The Origins of Songwriting: From Cassette Tapes to Digital Recording
This article reflects on the author's early experiences with songwriting and home recording, tracing the transition from cassette-based multitrack recording to modern digital production, and exploring the creative philosophy behind making original music.
English Summary
Before digital recording became widely accessible, many musicians developed their ideas using simple tools such as cassette recorders and basic multitrack machines.
These limitations encouraged creativity, experimentation, and a strong focus on musical ideas rather than technical perfection.
From early improvisational performances to modern digital production, the process of songwriting has remained rooted in intuition, imagination, and emotional expression.
Technology has changed dramatically, but the essence of creating music has not.

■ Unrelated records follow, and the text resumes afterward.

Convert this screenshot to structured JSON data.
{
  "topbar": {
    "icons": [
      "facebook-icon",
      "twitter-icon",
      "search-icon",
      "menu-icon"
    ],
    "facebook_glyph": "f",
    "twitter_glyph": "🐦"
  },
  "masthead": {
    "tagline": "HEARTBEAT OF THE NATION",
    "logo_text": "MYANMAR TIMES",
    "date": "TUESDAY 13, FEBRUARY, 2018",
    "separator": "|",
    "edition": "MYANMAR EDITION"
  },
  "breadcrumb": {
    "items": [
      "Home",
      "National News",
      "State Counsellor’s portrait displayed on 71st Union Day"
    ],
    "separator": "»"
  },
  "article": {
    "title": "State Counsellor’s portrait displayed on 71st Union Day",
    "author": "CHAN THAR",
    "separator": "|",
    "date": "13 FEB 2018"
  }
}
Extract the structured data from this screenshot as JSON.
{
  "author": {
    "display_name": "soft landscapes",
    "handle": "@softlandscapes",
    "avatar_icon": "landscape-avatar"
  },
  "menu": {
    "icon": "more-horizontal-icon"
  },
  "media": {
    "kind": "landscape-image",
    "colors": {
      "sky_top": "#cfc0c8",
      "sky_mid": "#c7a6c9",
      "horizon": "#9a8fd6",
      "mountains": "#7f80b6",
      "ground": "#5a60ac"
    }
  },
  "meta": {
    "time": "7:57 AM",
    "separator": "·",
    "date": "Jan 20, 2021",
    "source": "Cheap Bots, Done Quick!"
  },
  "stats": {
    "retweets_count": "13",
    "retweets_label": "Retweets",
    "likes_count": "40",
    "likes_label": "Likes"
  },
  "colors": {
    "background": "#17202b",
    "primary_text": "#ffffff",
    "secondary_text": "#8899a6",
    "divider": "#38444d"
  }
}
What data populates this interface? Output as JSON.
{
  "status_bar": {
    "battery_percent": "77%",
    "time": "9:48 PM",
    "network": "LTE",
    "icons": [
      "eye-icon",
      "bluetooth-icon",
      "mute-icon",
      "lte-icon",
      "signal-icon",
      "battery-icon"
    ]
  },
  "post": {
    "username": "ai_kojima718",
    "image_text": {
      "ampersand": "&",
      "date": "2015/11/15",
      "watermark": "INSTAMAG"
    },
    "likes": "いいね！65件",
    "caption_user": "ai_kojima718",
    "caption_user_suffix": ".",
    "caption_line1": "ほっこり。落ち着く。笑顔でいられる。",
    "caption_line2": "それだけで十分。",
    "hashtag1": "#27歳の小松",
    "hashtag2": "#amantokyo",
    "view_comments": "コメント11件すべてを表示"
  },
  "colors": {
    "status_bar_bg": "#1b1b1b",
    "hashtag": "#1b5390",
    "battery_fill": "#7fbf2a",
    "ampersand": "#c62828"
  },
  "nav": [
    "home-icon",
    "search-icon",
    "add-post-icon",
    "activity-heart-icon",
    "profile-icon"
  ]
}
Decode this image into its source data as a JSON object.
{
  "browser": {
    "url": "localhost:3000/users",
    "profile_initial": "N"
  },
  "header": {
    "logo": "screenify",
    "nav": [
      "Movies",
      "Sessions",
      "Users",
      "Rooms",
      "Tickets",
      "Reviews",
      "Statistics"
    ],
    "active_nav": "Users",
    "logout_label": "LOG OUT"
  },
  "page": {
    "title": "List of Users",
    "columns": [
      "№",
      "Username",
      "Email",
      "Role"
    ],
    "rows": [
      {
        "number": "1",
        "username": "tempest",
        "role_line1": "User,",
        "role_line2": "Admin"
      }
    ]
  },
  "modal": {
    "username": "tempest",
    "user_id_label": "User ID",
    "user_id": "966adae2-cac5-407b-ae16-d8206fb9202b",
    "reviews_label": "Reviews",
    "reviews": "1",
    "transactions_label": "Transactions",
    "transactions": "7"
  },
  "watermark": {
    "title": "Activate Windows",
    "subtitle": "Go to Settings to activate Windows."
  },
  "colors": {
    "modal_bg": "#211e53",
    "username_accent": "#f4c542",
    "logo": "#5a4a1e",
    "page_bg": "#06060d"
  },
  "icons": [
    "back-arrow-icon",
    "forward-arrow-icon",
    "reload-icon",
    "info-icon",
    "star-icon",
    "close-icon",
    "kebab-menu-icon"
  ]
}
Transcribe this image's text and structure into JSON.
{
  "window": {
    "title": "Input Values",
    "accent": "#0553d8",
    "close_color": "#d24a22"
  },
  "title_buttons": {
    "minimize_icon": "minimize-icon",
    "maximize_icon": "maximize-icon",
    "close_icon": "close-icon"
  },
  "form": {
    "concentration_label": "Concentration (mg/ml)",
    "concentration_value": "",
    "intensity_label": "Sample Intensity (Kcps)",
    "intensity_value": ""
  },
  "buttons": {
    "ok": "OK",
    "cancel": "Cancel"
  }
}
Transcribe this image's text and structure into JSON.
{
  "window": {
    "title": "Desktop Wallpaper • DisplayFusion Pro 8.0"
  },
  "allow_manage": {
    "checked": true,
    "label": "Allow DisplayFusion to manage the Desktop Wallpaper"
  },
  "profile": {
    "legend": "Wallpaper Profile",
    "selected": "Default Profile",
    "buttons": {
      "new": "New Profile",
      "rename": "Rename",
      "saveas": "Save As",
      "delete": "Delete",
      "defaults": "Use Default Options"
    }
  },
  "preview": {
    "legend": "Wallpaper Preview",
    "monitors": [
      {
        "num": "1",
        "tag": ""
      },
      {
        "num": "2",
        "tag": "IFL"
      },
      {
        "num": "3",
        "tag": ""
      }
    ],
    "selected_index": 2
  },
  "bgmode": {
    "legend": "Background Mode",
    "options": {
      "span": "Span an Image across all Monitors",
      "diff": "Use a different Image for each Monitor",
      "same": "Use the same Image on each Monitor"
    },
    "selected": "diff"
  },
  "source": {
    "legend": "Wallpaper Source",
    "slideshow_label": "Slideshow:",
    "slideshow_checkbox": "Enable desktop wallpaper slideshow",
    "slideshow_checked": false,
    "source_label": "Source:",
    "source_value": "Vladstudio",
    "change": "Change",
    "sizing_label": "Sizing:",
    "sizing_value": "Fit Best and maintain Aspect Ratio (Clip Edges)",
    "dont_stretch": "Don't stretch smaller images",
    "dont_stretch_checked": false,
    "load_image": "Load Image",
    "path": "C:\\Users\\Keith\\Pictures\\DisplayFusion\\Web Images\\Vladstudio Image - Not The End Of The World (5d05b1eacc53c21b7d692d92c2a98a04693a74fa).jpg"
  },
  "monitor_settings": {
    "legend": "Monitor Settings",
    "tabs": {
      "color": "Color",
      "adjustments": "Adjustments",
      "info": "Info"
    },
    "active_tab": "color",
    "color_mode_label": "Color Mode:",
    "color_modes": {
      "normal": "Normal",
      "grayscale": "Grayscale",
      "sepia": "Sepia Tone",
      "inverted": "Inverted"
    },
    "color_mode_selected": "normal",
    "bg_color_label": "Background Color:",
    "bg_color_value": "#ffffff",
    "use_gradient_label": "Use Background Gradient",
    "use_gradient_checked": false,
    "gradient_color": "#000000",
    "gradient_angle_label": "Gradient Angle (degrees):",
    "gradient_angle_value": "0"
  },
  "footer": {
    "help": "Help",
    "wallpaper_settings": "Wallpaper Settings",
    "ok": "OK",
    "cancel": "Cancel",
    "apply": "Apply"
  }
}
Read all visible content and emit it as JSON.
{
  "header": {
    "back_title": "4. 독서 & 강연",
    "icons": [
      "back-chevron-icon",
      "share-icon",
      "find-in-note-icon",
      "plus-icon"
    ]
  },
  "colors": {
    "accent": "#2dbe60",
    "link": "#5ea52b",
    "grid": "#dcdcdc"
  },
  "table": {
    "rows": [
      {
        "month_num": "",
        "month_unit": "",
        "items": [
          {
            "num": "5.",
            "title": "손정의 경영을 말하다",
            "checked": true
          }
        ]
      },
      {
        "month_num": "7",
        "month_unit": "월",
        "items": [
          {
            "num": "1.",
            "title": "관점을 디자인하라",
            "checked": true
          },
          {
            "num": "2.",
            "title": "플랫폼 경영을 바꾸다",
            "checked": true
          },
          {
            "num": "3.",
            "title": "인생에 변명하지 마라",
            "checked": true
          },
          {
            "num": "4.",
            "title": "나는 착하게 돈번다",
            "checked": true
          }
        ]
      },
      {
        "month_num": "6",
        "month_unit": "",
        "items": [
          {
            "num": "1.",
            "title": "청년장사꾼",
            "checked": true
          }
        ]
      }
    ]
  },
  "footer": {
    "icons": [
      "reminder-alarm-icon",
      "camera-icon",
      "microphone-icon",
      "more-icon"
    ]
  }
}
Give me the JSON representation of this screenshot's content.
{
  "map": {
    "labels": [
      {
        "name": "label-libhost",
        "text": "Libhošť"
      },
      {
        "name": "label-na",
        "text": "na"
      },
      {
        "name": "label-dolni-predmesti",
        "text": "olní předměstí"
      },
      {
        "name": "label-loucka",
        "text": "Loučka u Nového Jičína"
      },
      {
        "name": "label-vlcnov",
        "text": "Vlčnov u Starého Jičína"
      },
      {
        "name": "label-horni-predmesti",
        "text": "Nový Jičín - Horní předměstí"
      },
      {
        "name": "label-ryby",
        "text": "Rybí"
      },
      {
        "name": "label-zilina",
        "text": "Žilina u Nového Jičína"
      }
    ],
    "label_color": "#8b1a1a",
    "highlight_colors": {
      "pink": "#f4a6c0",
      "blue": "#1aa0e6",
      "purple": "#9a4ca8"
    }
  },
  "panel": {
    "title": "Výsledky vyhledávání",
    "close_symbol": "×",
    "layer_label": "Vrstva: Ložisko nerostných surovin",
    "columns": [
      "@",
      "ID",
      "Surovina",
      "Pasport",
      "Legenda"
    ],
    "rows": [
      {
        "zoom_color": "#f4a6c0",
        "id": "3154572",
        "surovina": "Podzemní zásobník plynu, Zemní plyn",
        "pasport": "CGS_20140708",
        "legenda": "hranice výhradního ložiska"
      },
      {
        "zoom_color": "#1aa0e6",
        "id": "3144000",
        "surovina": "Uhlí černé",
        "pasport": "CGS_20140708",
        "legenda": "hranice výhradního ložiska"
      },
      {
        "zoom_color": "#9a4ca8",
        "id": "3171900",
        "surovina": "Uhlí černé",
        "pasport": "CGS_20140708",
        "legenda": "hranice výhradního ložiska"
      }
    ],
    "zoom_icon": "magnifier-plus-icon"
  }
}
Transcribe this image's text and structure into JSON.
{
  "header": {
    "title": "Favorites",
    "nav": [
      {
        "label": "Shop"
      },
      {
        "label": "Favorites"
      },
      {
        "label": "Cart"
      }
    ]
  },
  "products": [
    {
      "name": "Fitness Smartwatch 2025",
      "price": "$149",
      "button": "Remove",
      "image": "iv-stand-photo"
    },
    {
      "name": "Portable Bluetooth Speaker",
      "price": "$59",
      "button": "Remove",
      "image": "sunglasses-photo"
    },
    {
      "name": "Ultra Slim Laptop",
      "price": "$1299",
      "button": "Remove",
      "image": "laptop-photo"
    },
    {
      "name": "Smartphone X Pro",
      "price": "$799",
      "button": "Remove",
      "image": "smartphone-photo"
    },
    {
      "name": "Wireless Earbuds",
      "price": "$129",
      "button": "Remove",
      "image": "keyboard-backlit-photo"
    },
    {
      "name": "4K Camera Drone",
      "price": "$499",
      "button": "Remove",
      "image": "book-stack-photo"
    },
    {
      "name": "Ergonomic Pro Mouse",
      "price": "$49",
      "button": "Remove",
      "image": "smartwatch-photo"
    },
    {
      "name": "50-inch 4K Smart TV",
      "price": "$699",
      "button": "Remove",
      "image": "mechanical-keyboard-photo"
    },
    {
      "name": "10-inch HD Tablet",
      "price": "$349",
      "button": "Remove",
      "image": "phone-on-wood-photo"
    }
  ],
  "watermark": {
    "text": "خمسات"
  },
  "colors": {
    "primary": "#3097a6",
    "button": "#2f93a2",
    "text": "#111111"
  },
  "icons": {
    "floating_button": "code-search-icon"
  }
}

This article explores the personal journey of songwriting, from analog recording methods to modern digital tools, and reflects on how inspiration continues to shape musical expression.
(日本語本文)
カセットテープから始まった曲作り
昔から、曲作りのアイディアは、
面白いフレーズやリフが思い浮かぶと、
まずカセットテープに録音することから始まっていた。
当時は、現在のようなデジタル録音環境は存在せず、
思いついたアイディアを残す手段として、
カセットテープは非常に重要なツールだった。
また、ある時、ネックが曲がったクラシックギターが
捨てられていたのを拾って持ち帰り、
弾きにくいながらも、それを使って主にアルペジオ中心の曲作りをしていた。
4トラックMTRという革命
その後、4トラックのカセットMTRを購入し、
本格的に録音を始めるようになる。
作業は非常にシンプルだった。
1トラック:リズムマシン
2トラック:ベース
3トラック:ギター
4トラック:ボーカル
このように一つずつ音を重ねていき、
自分自身でバンドを作るような感覚だった。
当時はキーボードやシンセサイザーを持っていなかったため、
PCからキーボードのような音やメロディを重ねていた。
使用していたPCは
富士通のFM TOWNS という機種で、
TOWNS OS という独自のOSと音楽ソフトが最初から搭載されており、
非常に面白い音作りができた。
音質との格闘
しかし、当時の録音は、
どうしても満足のいく音にはならなかった。
ミキシングやエフェクトの使い方、
ミックスダウンの技術が未熟だったこともあるが、
それ以上に、録音そのものが難しかった。
アイディアとしては面白いと感じていても、
人に聴かせるには音質やバランスが不十分だった。
ライブハウスや練習スタジオでの演奏も
カセットテープに録音していたが、
後から聴き返すと、
やはり何かが足りないと感じることが多かった。
デジタル時代への移行
現在は、DTM(DAW)を使用し、
録音データを編集しながらバランス調整を行い、
ミックスダウンすることができる。
技術は大きく進歩したが、
音楽の本質は変わっていない。
元をたどれば、
実兄であるQPが
「シンガーソングライター」という音楽ソフトで
曲作りをしていたのを聴いたことがきっかけで、
自分自身もDTMに興味を持つようになった。
音楽的な影響と原点
QPとは、昔から音楽を通じて互いに影響を受けてきた。
もし自分がバンドで曲作りやライブをやっていなかったら、
「Velvet Ashes」というプロジェクトも
存在しなかったかもしれない。
そして、音楽から完全に離れずに続けてきたのも、
QPの存在が大きかったと思っている。
曲作りにおいて最も大切なもの
曲を作る時に最も大切にしているのは:
直感
インスピレーション
イメージ
である。
頭の中に明確なイメージがある時もあれば、
言葉では説明できない感覚だけが存在する時もある。
その「モヤモヤ」とした感覚を、
音として形にする。
それが、自分にとっての曲作りだし、
ただインスピレーションが沸いたものを音に変換しているだけなんだよね。
シンプルな構造と難しさ
曲そのものは、
アコースティックギターでコードを弾き、
メロディを乗せれば完成する。
3コードでもいいし、
極端に言えば1コードでも成立する。
しかし、
それを「人に聴かせる作品」にすることは、
まったく別の難しさを伴う。
現在への接続
曲作りの方法は人それぞれだが、
自分の場合は、
頭の中に現れる「サイン」のような感覚を
音として形にしていく。
それは目に見えないが、
確かに存在している。
そして、その感覚を形にすることが、
音楽を続けている理由なのかもしれない。